Cette contrainte ne signifie pas que Lisbonne est dépourvue de moyens. Le gouvernement peut négocier des garanties sur les routes, les emplois, la flotte ou les investissements. Il peut aussi comparer les conséquences industrielles de chaque offre. Mais une fois la transaction formalisée, le contrôle européen de la concurrence pourra imposer des cessions de créneaux ou d’autres engagements si le rapprochement menace certaines liaisons.
Le dossier révèle enfin une asymétrie entre le temps politique et le temps industriel. Un État peut vouloir vendre rapidement pour réduire son exposition financière. Un groupe aérien, lui, raisonne sur plusieurs années : rentabilité des hubs, renouvellement des avions, partage des fréquences et capacité à alimenter les vols long-courriers. La vente de TAP sera jugée sur un prix immédiat, mais ses effets se mesureront dans la géographie durable des liaisons européennes.

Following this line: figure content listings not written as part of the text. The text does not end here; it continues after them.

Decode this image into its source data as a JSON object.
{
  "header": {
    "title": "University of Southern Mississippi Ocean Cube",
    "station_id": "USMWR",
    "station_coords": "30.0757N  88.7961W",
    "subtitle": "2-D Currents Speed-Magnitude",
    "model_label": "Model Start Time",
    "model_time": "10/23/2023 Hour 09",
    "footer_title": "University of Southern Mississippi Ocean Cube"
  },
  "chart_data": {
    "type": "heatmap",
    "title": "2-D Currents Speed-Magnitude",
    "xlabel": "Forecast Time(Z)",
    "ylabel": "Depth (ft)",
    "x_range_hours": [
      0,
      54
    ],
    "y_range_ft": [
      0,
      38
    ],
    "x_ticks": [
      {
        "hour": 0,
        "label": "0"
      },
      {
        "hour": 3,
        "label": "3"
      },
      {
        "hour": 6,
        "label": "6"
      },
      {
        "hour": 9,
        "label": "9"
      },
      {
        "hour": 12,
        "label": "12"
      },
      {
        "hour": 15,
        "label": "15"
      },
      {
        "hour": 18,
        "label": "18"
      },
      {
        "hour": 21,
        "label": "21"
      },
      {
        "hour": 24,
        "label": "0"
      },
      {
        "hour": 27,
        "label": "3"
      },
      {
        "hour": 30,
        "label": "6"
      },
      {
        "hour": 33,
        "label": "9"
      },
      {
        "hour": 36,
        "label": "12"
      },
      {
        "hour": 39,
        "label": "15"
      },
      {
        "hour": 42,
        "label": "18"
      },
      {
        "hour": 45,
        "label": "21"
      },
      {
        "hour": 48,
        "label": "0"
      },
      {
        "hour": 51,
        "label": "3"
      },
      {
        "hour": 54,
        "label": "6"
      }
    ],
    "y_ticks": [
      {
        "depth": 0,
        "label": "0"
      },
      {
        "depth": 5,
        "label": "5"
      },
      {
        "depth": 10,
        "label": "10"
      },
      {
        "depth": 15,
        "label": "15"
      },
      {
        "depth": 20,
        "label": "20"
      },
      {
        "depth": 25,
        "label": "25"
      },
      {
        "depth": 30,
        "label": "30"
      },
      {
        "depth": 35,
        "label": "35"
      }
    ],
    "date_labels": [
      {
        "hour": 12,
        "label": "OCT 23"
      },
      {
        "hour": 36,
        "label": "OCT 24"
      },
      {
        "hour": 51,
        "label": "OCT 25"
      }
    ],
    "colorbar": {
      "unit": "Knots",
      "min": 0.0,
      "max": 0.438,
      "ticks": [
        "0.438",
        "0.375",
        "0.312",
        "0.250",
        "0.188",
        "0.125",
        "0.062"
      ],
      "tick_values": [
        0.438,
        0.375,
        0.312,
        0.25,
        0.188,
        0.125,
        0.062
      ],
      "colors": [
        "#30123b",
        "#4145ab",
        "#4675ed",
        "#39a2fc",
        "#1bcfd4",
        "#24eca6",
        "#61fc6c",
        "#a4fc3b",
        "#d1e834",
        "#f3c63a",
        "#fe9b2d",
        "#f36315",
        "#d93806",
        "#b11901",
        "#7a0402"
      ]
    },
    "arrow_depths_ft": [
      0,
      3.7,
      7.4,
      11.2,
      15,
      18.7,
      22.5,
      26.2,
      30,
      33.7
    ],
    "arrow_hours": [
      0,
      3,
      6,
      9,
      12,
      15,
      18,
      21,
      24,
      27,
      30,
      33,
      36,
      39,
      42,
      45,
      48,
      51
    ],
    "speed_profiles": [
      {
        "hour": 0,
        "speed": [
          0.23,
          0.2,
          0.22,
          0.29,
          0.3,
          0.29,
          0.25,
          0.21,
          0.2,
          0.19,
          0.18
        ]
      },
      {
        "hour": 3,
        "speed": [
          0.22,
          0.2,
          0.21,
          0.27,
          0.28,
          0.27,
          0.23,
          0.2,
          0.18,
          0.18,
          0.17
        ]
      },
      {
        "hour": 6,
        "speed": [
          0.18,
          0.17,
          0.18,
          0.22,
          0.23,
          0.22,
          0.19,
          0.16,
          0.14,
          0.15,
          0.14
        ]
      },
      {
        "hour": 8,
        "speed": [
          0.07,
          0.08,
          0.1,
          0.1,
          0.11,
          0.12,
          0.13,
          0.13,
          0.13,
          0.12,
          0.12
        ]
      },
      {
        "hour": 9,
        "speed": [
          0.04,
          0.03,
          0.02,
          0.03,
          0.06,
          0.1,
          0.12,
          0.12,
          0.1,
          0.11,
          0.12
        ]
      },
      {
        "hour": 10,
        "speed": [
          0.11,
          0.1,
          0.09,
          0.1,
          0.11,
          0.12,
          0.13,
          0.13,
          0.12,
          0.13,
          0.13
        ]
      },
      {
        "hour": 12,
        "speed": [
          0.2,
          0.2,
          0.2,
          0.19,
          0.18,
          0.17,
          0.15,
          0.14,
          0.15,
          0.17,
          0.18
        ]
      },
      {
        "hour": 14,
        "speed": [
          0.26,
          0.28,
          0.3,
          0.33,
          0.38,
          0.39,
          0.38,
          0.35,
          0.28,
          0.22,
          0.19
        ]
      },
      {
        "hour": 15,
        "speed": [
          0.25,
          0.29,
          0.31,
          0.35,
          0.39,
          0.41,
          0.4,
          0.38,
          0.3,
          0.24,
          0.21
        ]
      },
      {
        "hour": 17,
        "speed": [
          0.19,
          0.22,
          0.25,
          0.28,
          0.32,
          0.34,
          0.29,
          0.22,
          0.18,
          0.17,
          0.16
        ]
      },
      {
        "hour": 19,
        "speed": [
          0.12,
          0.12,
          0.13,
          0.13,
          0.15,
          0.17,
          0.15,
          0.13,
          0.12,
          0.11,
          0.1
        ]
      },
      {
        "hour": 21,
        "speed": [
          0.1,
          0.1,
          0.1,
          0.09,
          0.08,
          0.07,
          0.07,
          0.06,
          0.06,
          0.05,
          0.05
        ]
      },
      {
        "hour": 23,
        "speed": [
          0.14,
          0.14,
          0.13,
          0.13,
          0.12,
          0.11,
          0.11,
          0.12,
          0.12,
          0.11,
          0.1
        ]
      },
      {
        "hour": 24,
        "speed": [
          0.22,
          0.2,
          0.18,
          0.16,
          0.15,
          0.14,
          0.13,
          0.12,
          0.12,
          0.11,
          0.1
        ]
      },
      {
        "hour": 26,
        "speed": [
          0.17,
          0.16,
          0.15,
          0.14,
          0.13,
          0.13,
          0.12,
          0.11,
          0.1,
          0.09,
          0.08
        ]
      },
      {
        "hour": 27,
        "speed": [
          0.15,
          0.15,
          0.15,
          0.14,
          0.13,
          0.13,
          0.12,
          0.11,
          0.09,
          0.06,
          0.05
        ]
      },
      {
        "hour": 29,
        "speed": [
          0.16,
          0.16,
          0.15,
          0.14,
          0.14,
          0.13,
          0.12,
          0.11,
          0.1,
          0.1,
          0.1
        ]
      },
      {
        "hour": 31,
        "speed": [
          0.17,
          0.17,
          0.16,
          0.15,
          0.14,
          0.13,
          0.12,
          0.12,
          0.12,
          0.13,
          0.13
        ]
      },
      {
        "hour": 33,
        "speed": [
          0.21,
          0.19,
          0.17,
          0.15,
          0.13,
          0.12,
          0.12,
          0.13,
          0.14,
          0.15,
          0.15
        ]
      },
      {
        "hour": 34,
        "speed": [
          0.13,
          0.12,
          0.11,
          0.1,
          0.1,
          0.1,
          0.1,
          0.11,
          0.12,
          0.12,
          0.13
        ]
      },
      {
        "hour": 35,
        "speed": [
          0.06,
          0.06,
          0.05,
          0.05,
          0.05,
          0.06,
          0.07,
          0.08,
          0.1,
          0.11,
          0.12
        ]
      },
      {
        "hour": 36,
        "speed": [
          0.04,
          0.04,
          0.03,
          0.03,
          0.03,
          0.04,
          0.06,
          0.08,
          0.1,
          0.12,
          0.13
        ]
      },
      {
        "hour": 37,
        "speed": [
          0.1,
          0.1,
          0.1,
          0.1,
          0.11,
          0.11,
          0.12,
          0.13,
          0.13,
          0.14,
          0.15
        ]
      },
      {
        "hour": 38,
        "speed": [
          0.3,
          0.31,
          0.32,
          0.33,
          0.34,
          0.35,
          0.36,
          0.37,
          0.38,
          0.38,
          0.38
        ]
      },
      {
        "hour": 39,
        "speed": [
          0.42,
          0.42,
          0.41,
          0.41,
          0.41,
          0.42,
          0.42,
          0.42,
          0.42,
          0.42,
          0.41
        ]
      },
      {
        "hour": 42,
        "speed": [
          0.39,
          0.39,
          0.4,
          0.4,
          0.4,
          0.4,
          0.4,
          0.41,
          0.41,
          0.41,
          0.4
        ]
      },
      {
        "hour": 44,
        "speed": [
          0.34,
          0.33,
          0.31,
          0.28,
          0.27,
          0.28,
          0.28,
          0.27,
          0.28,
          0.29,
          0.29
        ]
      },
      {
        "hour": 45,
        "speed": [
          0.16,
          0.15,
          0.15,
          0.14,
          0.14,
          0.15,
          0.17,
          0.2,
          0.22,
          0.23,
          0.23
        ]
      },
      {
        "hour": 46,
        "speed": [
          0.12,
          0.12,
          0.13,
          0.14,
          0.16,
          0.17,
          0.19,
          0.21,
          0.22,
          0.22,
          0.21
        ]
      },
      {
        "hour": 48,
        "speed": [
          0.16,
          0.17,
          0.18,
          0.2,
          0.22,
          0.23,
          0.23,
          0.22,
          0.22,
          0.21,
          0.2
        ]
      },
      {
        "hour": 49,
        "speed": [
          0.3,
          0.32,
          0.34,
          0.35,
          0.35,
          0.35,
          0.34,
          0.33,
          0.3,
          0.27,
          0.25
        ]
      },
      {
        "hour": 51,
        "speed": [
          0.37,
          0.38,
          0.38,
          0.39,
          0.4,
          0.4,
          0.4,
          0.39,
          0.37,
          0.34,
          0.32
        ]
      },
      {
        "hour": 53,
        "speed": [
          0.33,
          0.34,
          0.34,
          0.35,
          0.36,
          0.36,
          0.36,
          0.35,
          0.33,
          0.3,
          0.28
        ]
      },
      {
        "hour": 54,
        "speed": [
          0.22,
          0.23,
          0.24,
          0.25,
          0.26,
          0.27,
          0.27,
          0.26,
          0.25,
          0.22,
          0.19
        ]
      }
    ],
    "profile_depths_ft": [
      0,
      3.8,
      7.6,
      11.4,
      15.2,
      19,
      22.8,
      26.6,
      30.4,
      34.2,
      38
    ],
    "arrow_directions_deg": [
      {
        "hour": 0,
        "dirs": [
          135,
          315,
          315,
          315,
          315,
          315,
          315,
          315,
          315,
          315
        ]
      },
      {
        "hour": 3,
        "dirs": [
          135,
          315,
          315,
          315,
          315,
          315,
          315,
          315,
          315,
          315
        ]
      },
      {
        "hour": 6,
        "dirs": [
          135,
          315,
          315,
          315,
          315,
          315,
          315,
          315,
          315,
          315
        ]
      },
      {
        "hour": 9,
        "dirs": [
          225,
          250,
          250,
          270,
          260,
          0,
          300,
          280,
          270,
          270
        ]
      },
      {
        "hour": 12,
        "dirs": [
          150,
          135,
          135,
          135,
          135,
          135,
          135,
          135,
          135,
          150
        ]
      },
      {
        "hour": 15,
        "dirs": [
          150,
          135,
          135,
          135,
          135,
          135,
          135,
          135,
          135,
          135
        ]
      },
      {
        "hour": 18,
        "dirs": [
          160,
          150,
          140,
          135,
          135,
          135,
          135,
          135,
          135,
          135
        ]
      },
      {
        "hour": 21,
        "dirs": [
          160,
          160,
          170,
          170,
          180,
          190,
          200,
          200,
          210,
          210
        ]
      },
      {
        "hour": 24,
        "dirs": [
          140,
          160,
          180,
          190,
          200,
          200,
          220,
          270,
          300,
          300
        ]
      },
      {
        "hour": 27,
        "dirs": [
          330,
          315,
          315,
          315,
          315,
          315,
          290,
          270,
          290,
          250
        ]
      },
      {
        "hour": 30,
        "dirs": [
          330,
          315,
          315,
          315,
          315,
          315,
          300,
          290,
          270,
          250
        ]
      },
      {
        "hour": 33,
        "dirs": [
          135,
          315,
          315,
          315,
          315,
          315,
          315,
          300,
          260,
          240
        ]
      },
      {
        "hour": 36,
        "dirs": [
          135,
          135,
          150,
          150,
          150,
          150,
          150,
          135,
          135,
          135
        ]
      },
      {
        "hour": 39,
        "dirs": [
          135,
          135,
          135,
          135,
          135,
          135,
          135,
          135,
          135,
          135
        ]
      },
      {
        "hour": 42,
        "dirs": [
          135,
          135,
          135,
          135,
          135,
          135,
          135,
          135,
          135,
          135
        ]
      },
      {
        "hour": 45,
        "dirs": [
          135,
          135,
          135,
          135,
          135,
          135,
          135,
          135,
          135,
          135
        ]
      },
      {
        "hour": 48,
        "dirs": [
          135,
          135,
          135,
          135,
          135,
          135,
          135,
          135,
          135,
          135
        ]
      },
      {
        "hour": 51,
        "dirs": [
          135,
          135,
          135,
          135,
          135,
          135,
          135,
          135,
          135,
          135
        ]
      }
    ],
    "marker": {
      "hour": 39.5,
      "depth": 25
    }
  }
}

Le résultat dira quelle forme de consolidation l’Union européenne accepte désormais. Elle peut favoriser des groupes plus solides face aux crises sanitaires, aux tensions géopolitiques et à la concurrence mondiale. Elle doit simultanément éviter que cette résilience ne devienne un argument général pour concentrer les créneaux, les plateformes et les routes entre quelques opérateurs. Entre Lisbonne, Paris, Francfort et Bruxelles, l’enjeu n’est donc pas seulement de savoir qui achètera TAP, mais qui contrôlera les portes d’entrée aériennes de l’Europe vers l’Atlantique Sud.